Didi Kempot Adalah Kita, Kita Adalah Didi Kempot!



Saya sepakat bahwa nyanyian dari seorang Didi Kempot, telah melebihi kesedihan puisi-puisi Pablo Neruda, atau melebihi kesedihan novel-novel milik Murakami. Atau juga posisi beliau sebagai musisi, saya juga sepakat, ia layak disandingkan dengan Frank Sinatra atau John Denver atau siapapun dalam barisan musisi-musisi terbaik di dunia.

Ia, Mas Didi, tidak kalah epik dan visioner ketika lebih tahu bicara perihal hati-hati yang diblenjani janji; sebab ia adalah pengalaman pahit itu sendiri. Atau dalam ejaan Oldspeak, orang-orang peradaban lama menyebutnya: Legendaris.

Ingatan saya tidak akan pernah luput bahwa Gesang, Waldjinah, dan Didi Kempot adalah orang-orang legendaris itu sendiri. Jika kita beri microphone, mereka adalah ahlinya. Mereka ahli bicara perihal ingatan dan kenangan.

Dan mereka layak diingat dan dikenang kembali oleh kita lagi. Dan lagi. Dan seterusnya—

Dari lagu-lagu para maestro inilah membuat tempat yang kita tinggali ini menjadi lebih baik, dengan cara memutarnya dalam piringan hitam—atau jika ingin lebih ringkas, memutarnya dengan jaringan nirkabel—barulah kita bisa menyelami tentang ingatan-ingatan lama; ingatan usang; ingatan yang mengembalikan kita dalam dunia yang (dulunya) baik-baik saja.

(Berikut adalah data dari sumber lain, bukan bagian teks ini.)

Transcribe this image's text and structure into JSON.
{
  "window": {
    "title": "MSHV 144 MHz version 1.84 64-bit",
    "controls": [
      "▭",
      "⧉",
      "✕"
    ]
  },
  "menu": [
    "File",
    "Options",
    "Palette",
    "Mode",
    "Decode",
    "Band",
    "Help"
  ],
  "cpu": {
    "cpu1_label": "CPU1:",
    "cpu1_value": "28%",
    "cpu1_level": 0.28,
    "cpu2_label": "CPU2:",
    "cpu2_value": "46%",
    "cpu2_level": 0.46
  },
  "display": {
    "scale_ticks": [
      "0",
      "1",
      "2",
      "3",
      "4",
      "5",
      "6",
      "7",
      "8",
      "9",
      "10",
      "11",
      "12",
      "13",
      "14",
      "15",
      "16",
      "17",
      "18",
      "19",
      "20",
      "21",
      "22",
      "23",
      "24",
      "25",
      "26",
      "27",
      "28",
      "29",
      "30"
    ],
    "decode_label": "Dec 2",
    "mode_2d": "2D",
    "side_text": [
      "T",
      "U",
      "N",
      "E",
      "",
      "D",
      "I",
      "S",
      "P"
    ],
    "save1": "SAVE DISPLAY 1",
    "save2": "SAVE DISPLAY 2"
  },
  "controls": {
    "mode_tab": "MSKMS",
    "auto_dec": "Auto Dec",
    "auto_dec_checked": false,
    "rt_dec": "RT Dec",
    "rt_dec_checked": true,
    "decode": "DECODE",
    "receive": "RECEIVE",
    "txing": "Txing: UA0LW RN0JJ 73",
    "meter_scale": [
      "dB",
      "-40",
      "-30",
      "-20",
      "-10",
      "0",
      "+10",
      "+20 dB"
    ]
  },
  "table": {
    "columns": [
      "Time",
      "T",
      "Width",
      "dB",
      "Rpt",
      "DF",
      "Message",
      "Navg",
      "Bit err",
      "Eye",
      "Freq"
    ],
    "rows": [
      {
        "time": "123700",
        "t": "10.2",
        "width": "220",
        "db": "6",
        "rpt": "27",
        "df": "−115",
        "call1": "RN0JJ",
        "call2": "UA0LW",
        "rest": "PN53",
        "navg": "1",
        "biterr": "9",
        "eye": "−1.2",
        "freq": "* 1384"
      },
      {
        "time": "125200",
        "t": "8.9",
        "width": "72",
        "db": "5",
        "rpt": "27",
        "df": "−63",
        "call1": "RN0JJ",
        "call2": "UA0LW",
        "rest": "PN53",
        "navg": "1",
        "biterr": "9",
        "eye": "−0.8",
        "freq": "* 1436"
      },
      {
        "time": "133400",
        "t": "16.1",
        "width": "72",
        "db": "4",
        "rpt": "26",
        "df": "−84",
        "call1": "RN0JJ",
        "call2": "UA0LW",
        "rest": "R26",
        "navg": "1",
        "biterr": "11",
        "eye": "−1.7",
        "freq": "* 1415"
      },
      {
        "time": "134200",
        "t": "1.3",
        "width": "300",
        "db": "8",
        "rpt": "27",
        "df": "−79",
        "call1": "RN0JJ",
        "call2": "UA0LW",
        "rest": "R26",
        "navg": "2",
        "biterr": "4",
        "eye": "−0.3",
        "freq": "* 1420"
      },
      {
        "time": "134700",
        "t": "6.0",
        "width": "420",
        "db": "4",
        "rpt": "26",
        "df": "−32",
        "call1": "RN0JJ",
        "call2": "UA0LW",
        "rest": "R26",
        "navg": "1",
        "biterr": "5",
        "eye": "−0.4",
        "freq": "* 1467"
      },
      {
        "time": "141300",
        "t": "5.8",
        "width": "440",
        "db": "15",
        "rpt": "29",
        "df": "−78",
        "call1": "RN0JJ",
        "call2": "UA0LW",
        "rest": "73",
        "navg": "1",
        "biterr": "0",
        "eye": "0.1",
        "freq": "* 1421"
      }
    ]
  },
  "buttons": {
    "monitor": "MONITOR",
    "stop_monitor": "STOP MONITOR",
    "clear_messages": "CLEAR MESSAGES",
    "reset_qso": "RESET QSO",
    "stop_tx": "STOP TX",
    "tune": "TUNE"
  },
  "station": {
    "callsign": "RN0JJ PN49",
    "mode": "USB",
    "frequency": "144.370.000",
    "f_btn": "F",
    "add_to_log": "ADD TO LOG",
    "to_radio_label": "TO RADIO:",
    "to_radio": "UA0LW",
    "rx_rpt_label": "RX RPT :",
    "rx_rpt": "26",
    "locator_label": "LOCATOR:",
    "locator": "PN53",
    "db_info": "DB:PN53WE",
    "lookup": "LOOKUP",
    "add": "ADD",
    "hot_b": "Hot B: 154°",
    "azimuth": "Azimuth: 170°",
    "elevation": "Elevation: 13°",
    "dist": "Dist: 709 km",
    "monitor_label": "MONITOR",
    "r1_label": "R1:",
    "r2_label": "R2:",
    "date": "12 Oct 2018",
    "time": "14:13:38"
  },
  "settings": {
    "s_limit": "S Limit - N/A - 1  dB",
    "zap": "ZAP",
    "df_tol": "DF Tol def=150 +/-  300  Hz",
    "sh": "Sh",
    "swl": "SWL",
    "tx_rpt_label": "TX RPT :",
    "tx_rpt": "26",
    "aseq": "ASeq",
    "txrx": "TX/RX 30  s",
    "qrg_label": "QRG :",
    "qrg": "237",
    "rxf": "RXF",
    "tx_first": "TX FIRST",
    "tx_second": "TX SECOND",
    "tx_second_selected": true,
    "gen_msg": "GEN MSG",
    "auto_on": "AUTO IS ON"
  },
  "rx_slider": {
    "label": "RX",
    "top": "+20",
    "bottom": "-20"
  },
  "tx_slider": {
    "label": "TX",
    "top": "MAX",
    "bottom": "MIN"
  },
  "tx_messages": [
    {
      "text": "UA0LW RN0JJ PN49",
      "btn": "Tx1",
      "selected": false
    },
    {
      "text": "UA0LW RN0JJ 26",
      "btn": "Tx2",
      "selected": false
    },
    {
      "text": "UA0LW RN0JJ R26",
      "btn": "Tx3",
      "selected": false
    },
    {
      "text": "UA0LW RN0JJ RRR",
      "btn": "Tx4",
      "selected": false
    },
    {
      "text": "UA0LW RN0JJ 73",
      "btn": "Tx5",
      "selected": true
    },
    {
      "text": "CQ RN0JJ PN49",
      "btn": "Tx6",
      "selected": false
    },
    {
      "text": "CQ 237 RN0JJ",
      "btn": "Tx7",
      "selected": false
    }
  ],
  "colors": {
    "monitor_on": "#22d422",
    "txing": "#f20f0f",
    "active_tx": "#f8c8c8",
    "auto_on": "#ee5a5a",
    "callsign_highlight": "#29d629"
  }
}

Ketika dunia dipenuhi orang-orang inkonsisten, Didi Kempot adalah lambang ketangguhan. Ia tidak berhenti. Ia tidak bubar. Ia tidak merubah aroma khas dari musik dia sendiri. Ia masih seperti dulu. Ia mampu cara bertahan. Ia adalah panutan.

Didi Kempot adalah kita—atau diri kita yang lain. Suara-suara patah hati yang terwakili.